Si je parle tout particulièrement des années 2013-2014, c'est parce que j'ai débuté mon enquête en 2012. Néanmoins, il est vrai que ces dernières années le nombre de sortants ayant eu recours au suicide a connu une certaine hausse tout comme, plus largement, le nombre de dissidents. 

Cette augmentation est due à l'expansion démographique du monde ultra orthodoxe. La plupart des familles observant ce culte, ont en moyenne sept à neuf enfants par respect du premier commandement de la Bible.

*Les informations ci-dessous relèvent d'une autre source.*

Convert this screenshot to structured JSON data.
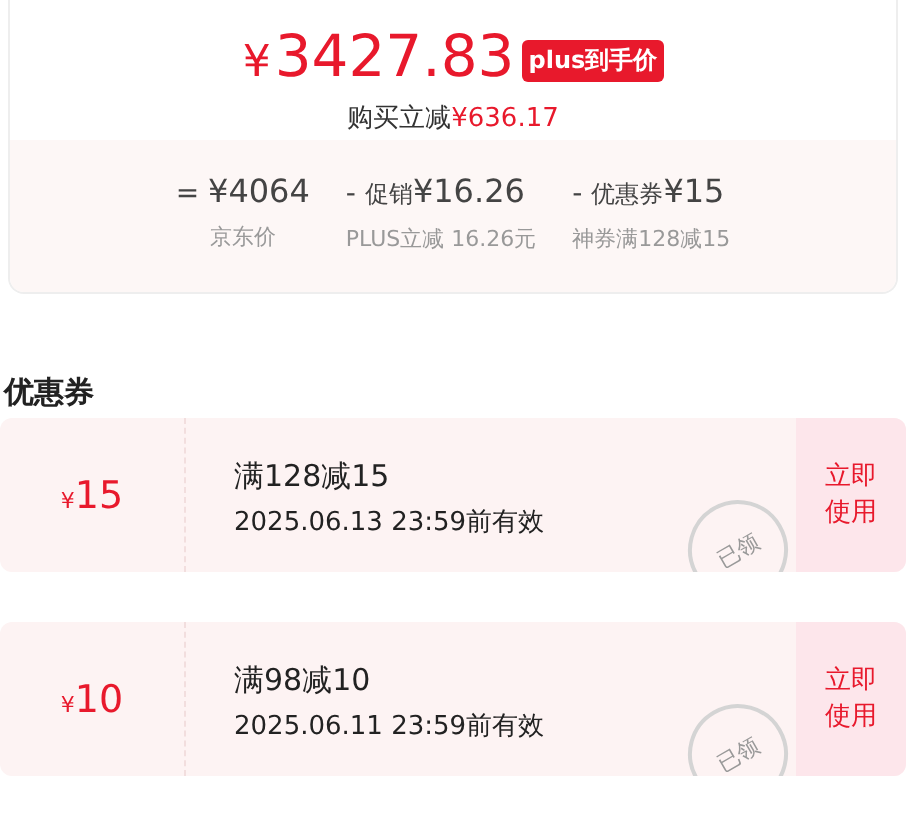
{
  "price": {
    "currency": "¥",
    "amount": "3427.83",
    "badge": "plus到手价",
    "saving_label": "购买立减",
    "saving": "¥636.17"
  },
  "breakdown": [
    {
      "op": "=",
      "value": "¥4064",
      "note": "京东价"
    },
    {
      "op": "-",
      "label": "促销",
      "value": "¥16.26",
      "note": "PLUS立减 16.26元"
    },
    {
      "op": "-",
      "label": "优惠券",
      "value": "¥15",
      "note": "神券满128减15"
    }
  ],
  "coupon_section": {
    "title": "优惠券"
  },
  "coupons": [
    {
      "currency": "¥",
      "amount": "15",
      "condition": "满128减15",
      "expiry": "2025.06.13 23:59前有效",
      "stamp": "已领",
      "action": "立即使用"
    },
    {
      "currency": "¥",
      "amount": "10",
      "condition": "满98减10",
      "expiry": "2025.06.11 23:59前有效",
      "stamp": "已领",
      "action": "立即使用"
    }
  ]
}
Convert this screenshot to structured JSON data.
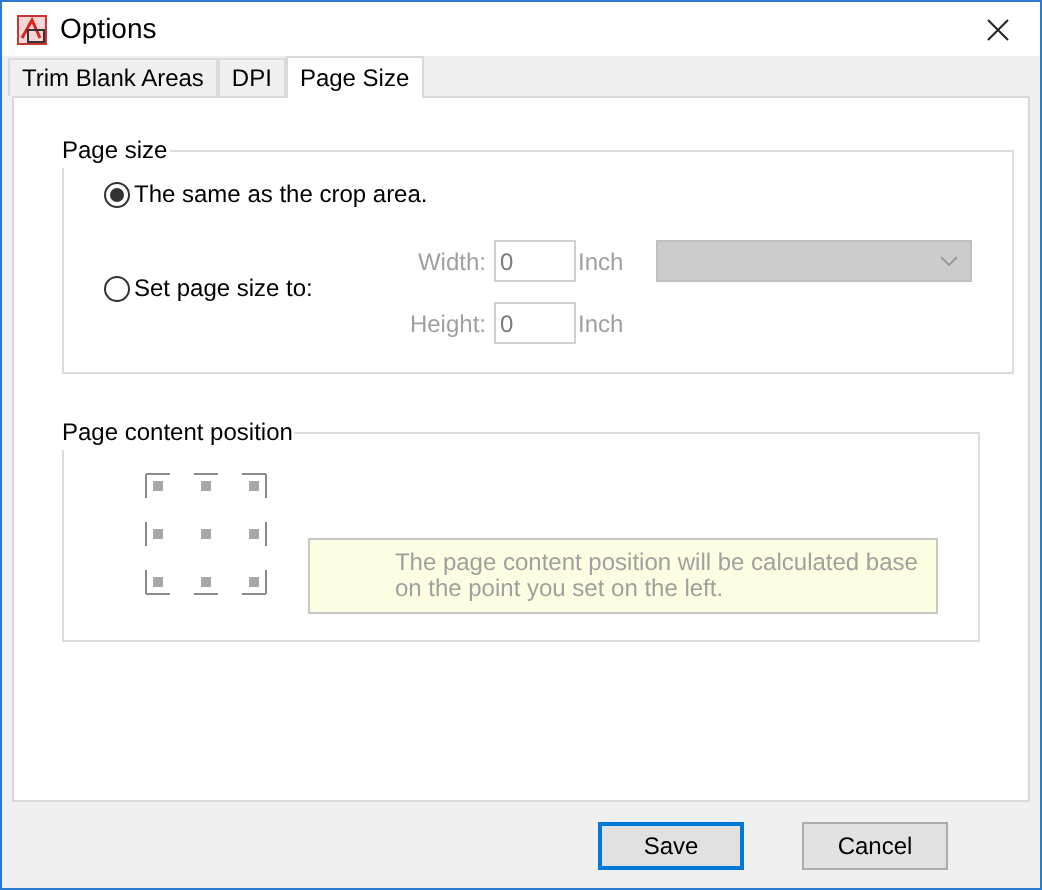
{
  "window": {
    "title": "Options"
  },
  "tabs": [
    {
      "label": "Trim Blank Areas",
      "selected": false
    },
    {
      "label": "DPI",
      "selected": false
    },
    {
      "label": "Page Size",
      "selected": true
    }
  ],
  "page_size": {
    "title": "Page size",
    "options": [
      {
        "label": "The same as the crop area.",
        "selected": true
      },
      {
        "label": "Set page size to:",
        "selected": false
      }
    ],
    "disabled": true,
    "fields": [
      {
        "label": "Width:",
        "value": "0",
        "unit": "Inch"
      },
      {
        "label": "Height:",
        "value": "0",
        "unit": "Inch"
      }
    ]
  },
  "position": {
    "title": "Page content position",
    "hint": "The page content position will be calculated base on the point you set on the left."
  },
  "buttons": [
    {
      "label": "Save",
      "default": true
    },
    {
      "label": "Cancel",
      "default": false
    }
  ]
}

En outre, les pratiquants se marient jeunes, n'utilisent aucun moyens contraceptifs sauf si la santé de la femme en dépend et ont des enfants jusqu'au dernier moment.

Cette démographie galopante explique donc les dissidences de jeunes hommes et femmes qui ne supportent plus les règles imposées par leurs proches et familles. C'est en partie à cause des nouvelles technologies que les ultra-orthodoxes ne parviennent plus à maintenir leurs murailles aussi closes.

A lire aussi : "Les déserteurs de Dieu" : pourquoi de plus en plus de jeunes s’arrachent de leur milieu ultra-orthodoxe

Madame O, une des victimes dont vous parlez dans votre livre, est suivie par l'association Hillel comme plusieurs autres sortants dans sa situation. Comment s'organise le soutien de ces personnes souvent abandonnées par leurs familles et leurs proches ? Outre cette association, en existe-t-il d'autres, similaires ?

Sortir de l'ultra orthodoxie est dur. Contrairement à ceux qui quittent le culte orthodoxe et connaissent le monde laïque, les sortants sont abandonnées : ils ne connaissent pas les codes du monde laïque, n'ont pas fait de service militaire (les ultra orthodoxes sont exemptes service militaire), n'ont pas fait d'études, ne s'habillent pas de la même façon que les laïques... Ils sont donc souvent perdus, d'autant plus que pour trouver du travail en Israël le service militaire est souvent impératif.

Ces dissidents ont donc souvent recours aux associations, mais celles-ci ne vont pas vers eux, ce sont eux qui s'y rendent naturellement si ils en ressentent le besoin. Hillel s'occupe des jeunes de 18 à 30 ans qui ne sont pas encore mariés. Cette catégorie d'âge est la plus importante chez les sortants, c'est à ce moment-là que l'on construit son identité et c'est souvent, alors, que ces jeunes découvrent qu'ils ne sont pas à leur place dans le monde au sein duquel ils ont grandit.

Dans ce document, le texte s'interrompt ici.